Saat sebagian warga desa sudah membolehkan ikan pari dibawa pulang oleh Dr Husnah, Doktor Bidang Lingkungan Perairan Balai Riset Perikanan Perairan Umum Kabupaten Banyuasin, tiba-tiba Mesi muncul. Dengan gayanya yang cool, dia mencegah ikan itu dibawa untuk diteliti dan minta segera dilepas.



Siapakah Mesi, sehingga perkataannya dituruti orang? Tribun menyambangi kediaman remaja yang namanya mirip pemain sepakbola terkenal Lionel Messi itu di Desa Muara Punjung, Kecamatan Babattoman, Selasa (28/8/2012) lalu.

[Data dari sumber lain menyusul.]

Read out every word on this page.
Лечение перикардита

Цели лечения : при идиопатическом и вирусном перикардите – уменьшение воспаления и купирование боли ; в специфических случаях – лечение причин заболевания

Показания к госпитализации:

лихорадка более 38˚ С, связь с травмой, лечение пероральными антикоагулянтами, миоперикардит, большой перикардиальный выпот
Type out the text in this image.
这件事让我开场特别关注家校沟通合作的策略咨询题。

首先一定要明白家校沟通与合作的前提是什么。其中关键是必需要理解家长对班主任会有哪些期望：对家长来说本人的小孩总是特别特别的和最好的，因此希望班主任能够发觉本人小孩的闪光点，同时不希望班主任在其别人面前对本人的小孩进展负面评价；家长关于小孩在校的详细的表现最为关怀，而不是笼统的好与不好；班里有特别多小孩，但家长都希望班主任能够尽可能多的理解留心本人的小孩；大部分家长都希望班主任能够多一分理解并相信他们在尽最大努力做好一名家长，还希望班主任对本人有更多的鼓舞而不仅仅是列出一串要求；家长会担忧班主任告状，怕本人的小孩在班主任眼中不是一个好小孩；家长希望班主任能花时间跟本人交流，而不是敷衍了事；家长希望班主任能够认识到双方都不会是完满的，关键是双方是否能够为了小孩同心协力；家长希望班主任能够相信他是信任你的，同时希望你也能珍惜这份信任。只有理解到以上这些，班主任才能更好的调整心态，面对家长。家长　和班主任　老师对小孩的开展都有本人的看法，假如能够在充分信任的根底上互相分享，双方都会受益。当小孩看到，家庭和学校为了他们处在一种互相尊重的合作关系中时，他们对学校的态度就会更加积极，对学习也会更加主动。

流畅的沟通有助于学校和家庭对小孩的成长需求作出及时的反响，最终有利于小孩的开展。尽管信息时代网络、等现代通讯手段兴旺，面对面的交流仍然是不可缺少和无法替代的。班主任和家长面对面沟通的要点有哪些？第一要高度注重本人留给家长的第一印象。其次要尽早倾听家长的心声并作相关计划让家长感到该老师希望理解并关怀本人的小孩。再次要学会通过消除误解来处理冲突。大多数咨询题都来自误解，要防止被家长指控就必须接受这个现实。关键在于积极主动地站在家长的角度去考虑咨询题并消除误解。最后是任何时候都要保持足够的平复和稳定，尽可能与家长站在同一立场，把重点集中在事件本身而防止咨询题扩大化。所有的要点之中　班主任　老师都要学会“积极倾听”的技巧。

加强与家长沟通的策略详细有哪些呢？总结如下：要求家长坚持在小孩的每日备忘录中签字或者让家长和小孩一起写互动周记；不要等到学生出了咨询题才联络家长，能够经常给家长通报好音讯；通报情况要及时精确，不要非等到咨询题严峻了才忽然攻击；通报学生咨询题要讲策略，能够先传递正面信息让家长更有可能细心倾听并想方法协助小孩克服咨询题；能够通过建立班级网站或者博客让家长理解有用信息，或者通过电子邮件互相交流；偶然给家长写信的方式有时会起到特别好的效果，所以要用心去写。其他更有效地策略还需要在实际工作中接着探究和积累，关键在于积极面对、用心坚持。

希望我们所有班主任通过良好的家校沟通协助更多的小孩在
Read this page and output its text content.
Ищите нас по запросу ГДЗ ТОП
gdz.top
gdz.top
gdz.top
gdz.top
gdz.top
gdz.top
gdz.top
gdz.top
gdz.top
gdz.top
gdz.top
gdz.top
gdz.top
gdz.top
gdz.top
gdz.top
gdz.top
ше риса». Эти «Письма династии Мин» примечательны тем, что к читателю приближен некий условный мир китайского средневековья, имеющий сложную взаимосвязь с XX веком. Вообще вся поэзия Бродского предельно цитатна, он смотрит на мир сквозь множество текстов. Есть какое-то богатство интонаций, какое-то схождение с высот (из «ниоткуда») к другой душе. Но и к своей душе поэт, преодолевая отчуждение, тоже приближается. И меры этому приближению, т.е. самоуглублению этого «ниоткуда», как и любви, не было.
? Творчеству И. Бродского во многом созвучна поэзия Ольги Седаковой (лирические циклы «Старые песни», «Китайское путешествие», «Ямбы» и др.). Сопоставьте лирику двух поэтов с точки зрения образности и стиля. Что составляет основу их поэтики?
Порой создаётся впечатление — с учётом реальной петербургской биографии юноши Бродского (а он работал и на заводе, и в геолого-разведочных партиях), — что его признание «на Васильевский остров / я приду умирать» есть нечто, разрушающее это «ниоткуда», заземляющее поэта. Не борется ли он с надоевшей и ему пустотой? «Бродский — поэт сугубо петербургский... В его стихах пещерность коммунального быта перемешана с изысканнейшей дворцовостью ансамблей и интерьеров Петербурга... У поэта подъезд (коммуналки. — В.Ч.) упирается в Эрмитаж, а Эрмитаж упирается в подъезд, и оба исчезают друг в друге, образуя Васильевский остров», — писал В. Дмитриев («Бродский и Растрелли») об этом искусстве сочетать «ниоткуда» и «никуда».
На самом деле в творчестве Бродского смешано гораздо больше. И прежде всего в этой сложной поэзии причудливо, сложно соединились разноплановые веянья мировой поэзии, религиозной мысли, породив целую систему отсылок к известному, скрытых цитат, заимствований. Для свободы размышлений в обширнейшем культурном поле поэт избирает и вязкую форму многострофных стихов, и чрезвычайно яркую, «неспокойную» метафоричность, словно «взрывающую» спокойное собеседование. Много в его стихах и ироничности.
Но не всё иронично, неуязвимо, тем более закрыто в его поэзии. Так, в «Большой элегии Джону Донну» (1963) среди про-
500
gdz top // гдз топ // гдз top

Tribun tiba di rumah panggung berlantai dua pukul 13.00 WIB, Mesi belum pulang sekolah. Di rumah ada beberapa kerabat, kakeknya, Taifur (64), dan juga Nansir. Mereka antusias menceritakan sosok Mesi dan memujinya. Sekitar setengah jam kemudian, Mesi pulang dan langsung berganti baju dengan kaos putih.



Perbincangan pun dimulai. Tribun berinisiatif menanyakan biodata remaja itu. Tiba-tiba Taifur menyela. Dia mengatakan, sosok yang dibincangi Tribun bukanlah Mesi, melainkan Nisa, anak penunggu Sungai Musi. Menurutnya, Nisa ini merupakan anak angkat pasangan dari "buaya kuning" bernama Abdul dan Aminah.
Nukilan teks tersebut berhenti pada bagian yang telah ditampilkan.